In my opinion, this case should not be possible since the word 'only' or even 'exactly' has restricted the case to have just 4 consecutive heads. Am I right?
 A: Both formulations are not entirely clear. It’s possible to arrive at a most plausible interpretation, but only by eliminating other possible interpretations as less plausible.
The problem is that it’s not clear which other possibilities “only” or “exactly” is meant to exclude. This could be further tosses in the same run, further runs with as many consecutive tosses, or even, as you seem to have interpreted it, further consecutive tosses, even in shorter runs.

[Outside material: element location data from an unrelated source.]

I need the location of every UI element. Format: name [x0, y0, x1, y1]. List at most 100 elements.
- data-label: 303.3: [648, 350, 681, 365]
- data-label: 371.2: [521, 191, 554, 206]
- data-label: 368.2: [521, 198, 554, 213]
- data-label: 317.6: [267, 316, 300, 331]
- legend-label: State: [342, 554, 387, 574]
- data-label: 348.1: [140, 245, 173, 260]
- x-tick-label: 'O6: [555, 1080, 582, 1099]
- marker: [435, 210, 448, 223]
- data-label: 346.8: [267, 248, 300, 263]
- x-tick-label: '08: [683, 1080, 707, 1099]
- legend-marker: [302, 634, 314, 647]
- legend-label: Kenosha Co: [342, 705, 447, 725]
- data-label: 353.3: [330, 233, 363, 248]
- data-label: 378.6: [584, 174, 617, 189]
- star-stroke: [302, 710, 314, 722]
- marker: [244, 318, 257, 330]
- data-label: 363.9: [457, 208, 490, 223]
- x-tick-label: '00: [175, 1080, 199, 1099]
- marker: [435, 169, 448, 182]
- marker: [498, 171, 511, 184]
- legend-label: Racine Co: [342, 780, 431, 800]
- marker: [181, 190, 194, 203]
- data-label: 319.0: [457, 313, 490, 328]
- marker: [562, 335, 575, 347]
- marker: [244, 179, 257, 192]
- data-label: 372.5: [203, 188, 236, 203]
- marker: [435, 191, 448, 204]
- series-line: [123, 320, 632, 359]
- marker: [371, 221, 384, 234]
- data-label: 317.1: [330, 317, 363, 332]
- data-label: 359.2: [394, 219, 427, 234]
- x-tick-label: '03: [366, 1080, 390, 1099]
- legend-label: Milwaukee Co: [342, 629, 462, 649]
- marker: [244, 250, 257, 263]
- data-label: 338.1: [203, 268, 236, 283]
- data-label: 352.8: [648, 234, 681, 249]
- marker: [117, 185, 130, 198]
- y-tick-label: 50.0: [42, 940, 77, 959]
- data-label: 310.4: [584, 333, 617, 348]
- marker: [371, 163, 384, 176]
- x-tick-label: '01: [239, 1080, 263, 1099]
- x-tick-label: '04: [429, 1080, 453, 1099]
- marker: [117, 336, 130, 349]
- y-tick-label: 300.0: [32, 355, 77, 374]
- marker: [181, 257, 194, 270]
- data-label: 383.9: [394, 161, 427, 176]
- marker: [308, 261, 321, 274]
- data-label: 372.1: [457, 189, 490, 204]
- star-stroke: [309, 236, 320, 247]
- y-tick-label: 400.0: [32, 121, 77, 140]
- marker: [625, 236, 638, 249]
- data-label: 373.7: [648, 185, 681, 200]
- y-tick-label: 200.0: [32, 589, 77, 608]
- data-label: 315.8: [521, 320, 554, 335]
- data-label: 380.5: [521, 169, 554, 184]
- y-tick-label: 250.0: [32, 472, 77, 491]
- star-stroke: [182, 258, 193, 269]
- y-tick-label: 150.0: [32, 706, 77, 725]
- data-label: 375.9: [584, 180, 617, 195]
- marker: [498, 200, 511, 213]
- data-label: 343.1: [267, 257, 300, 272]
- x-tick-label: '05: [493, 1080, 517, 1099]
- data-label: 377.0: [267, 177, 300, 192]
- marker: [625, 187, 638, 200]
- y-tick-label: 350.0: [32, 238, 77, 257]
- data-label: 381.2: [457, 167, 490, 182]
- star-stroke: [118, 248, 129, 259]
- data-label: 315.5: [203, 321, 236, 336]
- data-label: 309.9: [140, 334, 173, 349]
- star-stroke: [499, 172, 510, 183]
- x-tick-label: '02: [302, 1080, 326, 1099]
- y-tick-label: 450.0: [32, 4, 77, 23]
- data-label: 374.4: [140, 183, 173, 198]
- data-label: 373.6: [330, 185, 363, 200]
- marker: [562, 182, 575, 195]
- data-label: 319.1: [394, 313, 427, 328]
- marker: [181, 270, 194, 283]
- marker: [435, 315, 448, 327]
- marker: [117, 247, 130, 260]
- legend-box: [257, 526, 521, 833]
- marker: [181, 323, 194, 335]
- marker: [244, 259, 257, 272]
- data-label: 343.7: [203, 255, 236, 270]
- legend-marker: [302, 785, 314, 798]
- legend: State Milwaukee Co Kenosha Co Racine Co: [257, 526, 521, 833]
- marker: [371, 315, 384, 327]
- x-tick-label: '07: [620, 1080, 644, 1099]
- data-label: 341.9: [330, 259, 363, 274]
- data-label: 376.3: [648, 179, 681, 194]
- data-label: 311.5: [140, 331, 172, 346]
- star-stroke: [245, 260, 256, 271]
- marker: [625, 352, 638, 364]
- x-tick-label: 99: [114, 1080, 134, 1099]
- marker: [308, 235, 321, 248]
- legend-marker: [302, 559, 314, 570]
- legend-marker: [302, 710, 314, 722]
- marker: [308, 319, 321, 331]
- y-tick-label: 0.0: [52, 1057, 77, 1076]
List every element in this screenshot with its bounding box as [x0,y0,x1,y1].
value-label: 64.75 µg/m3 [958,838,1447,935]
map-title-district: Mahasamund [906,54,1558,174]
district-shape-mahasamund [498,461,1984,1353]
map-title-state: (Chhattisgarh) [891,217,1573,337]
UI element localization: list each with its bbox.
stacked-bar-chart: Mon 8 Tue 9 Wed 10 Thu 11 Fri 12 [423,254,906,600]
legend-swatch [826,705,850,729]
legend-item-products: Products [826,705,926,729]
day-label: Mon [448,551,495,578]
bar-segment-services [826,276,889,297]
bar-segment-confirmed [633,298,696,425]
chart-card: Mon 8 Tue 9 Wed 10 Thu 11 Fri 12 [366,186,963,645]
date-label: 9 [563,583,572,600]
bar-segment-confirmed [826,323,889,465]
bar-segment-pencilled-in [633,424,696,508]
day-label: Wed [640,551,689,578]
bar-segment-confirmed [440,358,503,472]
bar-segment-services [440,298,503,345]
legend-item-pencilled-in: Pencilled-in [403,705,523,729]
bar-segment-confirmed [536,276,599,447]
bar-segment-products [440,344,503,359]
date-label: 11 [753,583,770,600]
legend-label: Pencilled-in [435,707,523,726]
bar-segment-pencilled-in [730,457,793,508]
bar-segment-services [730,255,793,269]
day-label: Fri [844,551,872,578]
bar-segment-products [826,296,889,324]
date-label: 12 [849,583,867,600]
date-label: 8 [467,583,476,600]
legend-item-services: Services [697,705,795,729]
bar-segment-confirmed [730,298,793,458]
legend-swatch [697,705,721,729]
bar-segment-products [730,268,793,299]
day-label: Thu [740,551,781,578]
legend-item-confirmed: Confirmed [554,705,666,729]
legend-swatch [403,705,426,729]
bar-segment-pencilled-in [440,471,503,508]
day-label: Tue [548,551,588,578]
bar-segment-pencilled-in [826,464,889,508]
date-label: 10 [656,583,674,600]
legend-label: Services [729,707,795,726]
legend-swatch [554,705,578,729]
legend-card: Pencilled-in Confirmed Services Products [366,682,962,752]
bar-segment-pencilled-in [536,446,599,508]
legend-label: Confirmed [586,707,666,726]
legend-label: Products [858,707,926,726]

A clue to the most plausible interpretation lies in looking closely at how the phrase “$4$ consecutive tosses” is conventionally used. If we take it literally, we’d have to construe “consecutive” as a property of heads. Possible candidates for this property might be that a heads is “consecutive” if it is preceded or followed by heads, or that it is “consecutive” if it is preceded by heads. In the former case, HHTHH would be an instance of $4$ consecutive heads, and in the latter case HHHHHwould be an instance, whereas HHHH wouldn’t. This is clearly not how the phrase “$4$ consecutive heads” is conventionally used.
So if “consecutive” isn’t a property of individual heads, perhaps we can interpret it to refer to pairs of consecutive heads. But that doesn’t work either, since “$4$ pairs of consecutive heads” would include HHTHHTHHTHH, which is clearly also not how “$4$ consecutive heads” is conventionally used.
Rather “4 consecutive heads” is conventionally used to mean “a run of $4$ consecutive heads”. This is also how you seem to be interpreting it, as you have a run of $4$ consecutive heads in your example HHHHTHH. (Incidentally, that example also has exactly $4$ pairs of consecutive heads.)
But if “$4$ consecutive heads” is short for “a run of $4$ consecutive heads”, then “only/exactly $4$ consecutive heads” should be short for “a run of only/exactly $4$ consecutive heads”. That would speak in favour of interpreting “only/exactly” as limiting the number of consecutive heads in a run. Then “there are only/exactly $4$ consecutive heads“ could be taken to mean “there is a run of only/exactly $4$ consecutive heads”. If so, HHHHTHH would qualify.
All this is, of course, merely a speculative attempt at clarifying what is unclear. As has been stated in the comments, if possible it would be best to ask the author to clarify.